У ученого отвисла челюсть. Он переводил взгляд с одного священника на другого, явно не веря им.
— Это правда? — спросил он после долгого молчания.
Аббат кивнул.
— И вы разрешили нам остаться здесь?
— У нас нет секретов. Ваши спутники вольны заниматься своими исследованиями, если пожелают. Я не собираюсь спрашивать, для чего им нужны эти сведения. Предположение Поэта, конечно, сплошная фантазия.
— Конечно, — тихо сказал дон, не глядя на аббата.
— Несомненно, у вашего властителя нет агрессивных амбиций в этом районе, как намекает Поэт.
— Конечно, нет.
— А если даже и есть, я уверен, что он будет настолько мудр — или, по крайней мере, у него будут достаточно мудрые советники, — чтобы понять, что ценность аббатства как хранилища мудрости древних во много раз больше, чем в качестве крепости.
Дон уловил просительные нотки в голосе аббата, еле внятную мольбу о помощи, и было видно, что он размышлял об этом, небрежно ковыряясь в еде.
— Мы еще поговорим об этом деле, прежде, чем я вернусь в коллегиум, — тихо пообещал он после долгого молчания.
Тень неприязни, возникшая во время пира, стала постепенно исчезать, когда началось послетрапезное пение во внутреннем дворе, и исчезла совершенно, когда пришло время лекции, которую ученый должен был читать в Большом зале. Замешательство прошло, вновь уступив место сердечности.
Дом Пауло подвел дона к кафедре. Голт и секретарь дона, следуя за ними, присоединились к ним на помосте. Горячие аплодисменты раздались после слов аббата, представившего дона. Тишина, последовавшая за этим, напоминала молчание зала суда в ожидании приговора. Ученый не был прирожденным оратором, но приговор удовлетворил толпу монахов.

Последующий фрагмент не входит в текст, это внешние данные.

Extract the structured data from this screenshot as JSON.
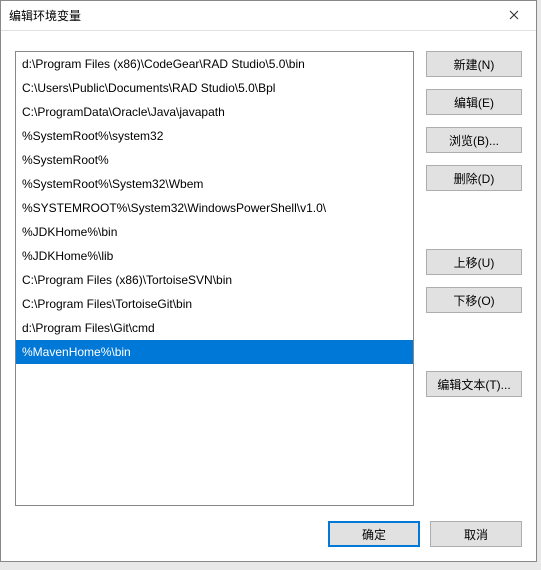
{
  "dialog": {
    "title": "编辑环境变量"
  },
  "list": {
    "items": [
      "d:\\Program Files (x86)\\CodeGear\\RAD Studio\\5.0\\bin",
      "C:\\Users\\Public\\Documents\\RAD Studio\\5.0\\Bpl",
      "C:\\ProgramData\\Oracle\\Java\\javapath",
      "%SystemRoot%\\system32",
      "%SystemRoot%",
      "%SystemRoot%\\System32\\Wbem",
      "%SYSTEMROOT%\\System32\\WindowsPowerShell\\v1.0\\",
      "%JDKHome%\\bin",
      "%JDKHome%\\lib",
      "C:\\Program Files (x86)\\TortoiseSVN\\bin",
      "C:\\Program Files\\TortoiseGit\\bin",
      "d:\\Program Files\\Git\\cmd",
      "%MavenHome%\\bin"
    ],
    "selected_index": 12
  },
  "buttons": {
    "new": "新建(N)",
    "edit": "编辑(E)",
    "browse": "浏览(B)...",
    "delete": "删除(D)",
    "move_up": "上移(U)",
    "move_down": "下移(O)",
    "edit_text": "编辑文本(T)...",
    "ok": "确定",
    "cancel": "取消"
  }
}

— Я ошарашен тем, что мы здесь нашли, — признался он. — Несколько недель тому назад я не поверил бы, что после падения последней могучей цивилизации могут еще сохраниться такие записи, какие имеются в вашей Книге Памяти. В это и сейчас трудно поверить, но обстоятельства заставляют нас принять гипотезу, что документы подлинные. То, что они сохранились, само по себе невероятно. Но еще фантастичнее для меня то, что они оставались незамеченными вплоть до нашего времени. И раньше были люди, способные определить их потенциальную ценность… не только я. Что бы мог сделать с ними дон Кацлер, когда был жив… семьдесят лет тому назад! Если бы я знал об этих источниках десять лет тому назад, большинство моих трудов по оптике были бы просто не нужны.
«Ага! — подумал аббат, — вот оно что: он обнаружил, что некоторые из его открытий уже были открыты, и это оставило горький привкус. Но он, несомненно, должен знать, что всю жизнь он обречен открывать некогда уже открытое. Каким бы блестящим умом он не обладал, он может сделать только то, что другие уже сделали до него. И так неизбежно будет до тех пор, пока мир не станет таким же развитым, каким он был до Огненного Потопа».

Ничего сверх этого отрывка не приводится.